Many people tend not to focus much on their finances until a major life event occurs. In the case of new parents, that often is the birth of their first child, which can spark conversations about wills and 529 college savings plans.
According to the latest report from the U.S. Department of Agriculture, a middle class family with a child born in 2015 can expect to pay $233,610 ($284,570 adjusted for projected inflation) for food, housing, childcare, education and other child-rearing expenses, between the child’s birth and when they turn 18 years old. And this doesn’t factor in the future cost of college.
Whether you’re expecting your first child, are the parent of a newborn or are starting to think about conceiving or adopting, it’s never too soon to think about getting your financial house in order. Here are five steps to get you started!
1. Create a Budget
You can start with a personal cash flow analysis. Simply jot down your sources of monthly income, and then compare that to your monthly expenses. Be sure to adjust your expenses to account for the additional costs of having and raising a child. Major expenses can include formula, childcare, furniture and diapers, among others. You may be surprised by other unexpected costs of raising a child.
If you see that your income is falling short, look for places where you can cut back. You can also set spending limits and do your best to stick to them.
2. Set Up an Emergency Fund
Experts recommend setting aside and emergency fund of savings equivalent to three to six months of living expenses. This fund should be accessed only if you find yourself facing a major unexpected expense, become unemployed, or fall ill.
The best place for your emergency fund is in a liquid, easily accessible account, such as a standard savings account at a bank or credit union, or other interest-bearing bank account. This kind of account provides some return on your deposit while you save, but also allows you to withdraw your funds at any time without triggering a penalty.
3. Save for Retirement, Even If It Means Delaying Saving for College
In an ideal world, new parents would be able to save for their retirement and their child’s college education at the same time, but that can be hard to do.
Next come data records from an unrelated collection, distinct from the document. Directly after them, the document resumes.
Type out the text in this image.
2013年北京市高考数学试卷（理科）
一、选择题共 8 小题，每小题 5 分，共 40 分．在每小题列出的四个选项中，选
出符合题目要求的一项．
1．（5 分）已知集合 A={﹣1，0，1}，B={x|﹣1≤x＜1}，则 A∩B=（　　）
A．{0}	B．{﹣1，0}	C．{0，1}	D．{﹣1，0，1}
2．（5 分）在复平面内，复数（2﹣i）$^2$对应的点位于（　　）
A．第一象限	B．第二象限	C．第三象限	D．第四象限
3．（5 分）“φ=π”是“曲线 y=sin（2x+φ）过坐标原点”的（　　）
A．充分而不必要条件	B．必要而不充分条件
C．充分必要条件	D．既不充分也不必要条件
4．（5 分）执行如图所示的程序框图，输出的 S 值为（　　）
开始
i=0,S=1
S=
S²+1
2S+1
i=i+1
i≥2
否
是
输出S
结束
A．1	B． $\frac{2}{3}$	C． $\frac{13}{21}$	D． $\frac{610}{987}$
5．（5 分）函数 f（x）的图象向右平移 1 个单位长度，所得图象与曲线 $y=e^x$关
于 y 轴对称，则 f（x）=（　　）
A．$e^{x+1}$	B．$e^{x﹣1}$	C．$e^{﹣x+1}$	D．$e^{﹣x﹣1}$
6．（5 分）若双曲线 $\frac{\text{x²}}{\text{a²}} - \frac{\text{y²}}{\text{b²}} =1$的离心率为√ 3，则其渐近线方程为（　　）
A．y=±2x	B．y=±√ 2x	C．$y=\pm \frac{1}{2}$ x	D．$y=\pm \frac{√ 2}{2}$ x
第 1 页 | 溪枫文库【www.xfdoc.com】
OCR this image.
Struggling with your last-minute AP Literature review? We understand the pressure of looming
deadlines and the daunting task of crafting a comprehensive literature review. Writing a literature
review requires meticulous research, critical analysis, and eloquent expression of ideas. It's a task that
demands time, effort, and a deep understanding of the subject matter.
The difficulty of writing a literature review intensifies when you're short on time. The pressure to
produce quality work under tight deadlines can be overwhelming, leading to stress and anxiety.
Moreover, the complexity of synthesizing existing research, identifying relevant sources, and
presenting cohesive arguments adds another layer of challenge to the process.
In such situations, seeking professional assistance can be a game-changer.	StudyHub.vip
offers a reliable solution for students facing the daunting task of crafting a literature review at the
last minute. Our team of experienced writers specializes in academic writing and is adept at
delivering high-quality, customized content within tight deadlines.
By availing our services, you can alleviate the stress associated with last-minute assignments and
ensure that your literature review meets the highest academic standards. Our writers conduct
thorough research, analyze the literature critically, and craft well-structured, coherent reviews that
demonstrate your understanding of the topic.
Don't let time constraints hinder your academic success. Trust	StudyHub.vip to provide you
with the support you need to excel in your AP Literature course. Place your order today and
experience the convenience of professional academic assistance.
If you have to choose, remember that while college can be very expensive, there are financial aid options available. That is less true for retirement.
Over time, if you have more cash available, perhaps as you progress in your career or get a raise, you can start saving for your child’s education later, where the earnings from your account can be withdrawn tax-free if the money is used to pay for qualified educational expenses.
4. Purchase Life Insurance
Dealing with the loss of a spouse is hard, particularly if that also means learning how to be a single parent while you mourn, but it doesn’t have to be a financial blow. One way to mitigate the financial loss is by purchasing a life insurance plan.
Because life insurance is meant to replace the lost earnings of a person who dies, be sure to consider how much your household will be impacted if either parent dies. That can help you determine whether or how much insurance to purchase.
A common rule of thumb: Your benefit should equal seven to ten times your annual salary.
5. Plan for the Unforeseen — Have a Will
Think about what might happen to your children if you and your partner were to die before they became legal adults. If you want to have a say, you need a will.
A will allows you to name a guardian for your child, and someone to manage their money, until they become legal adults. If you don’t name a guardian for your child, a court will do it for you.
While you can’t always control your own situation or your child’s, taking these steps is a great way to set contingency plans for a variety of financial obligations that may affect you in the future. Creating long term financial plans and goals can help achieve financial stability for your family, especially through the years that your child depends on you most.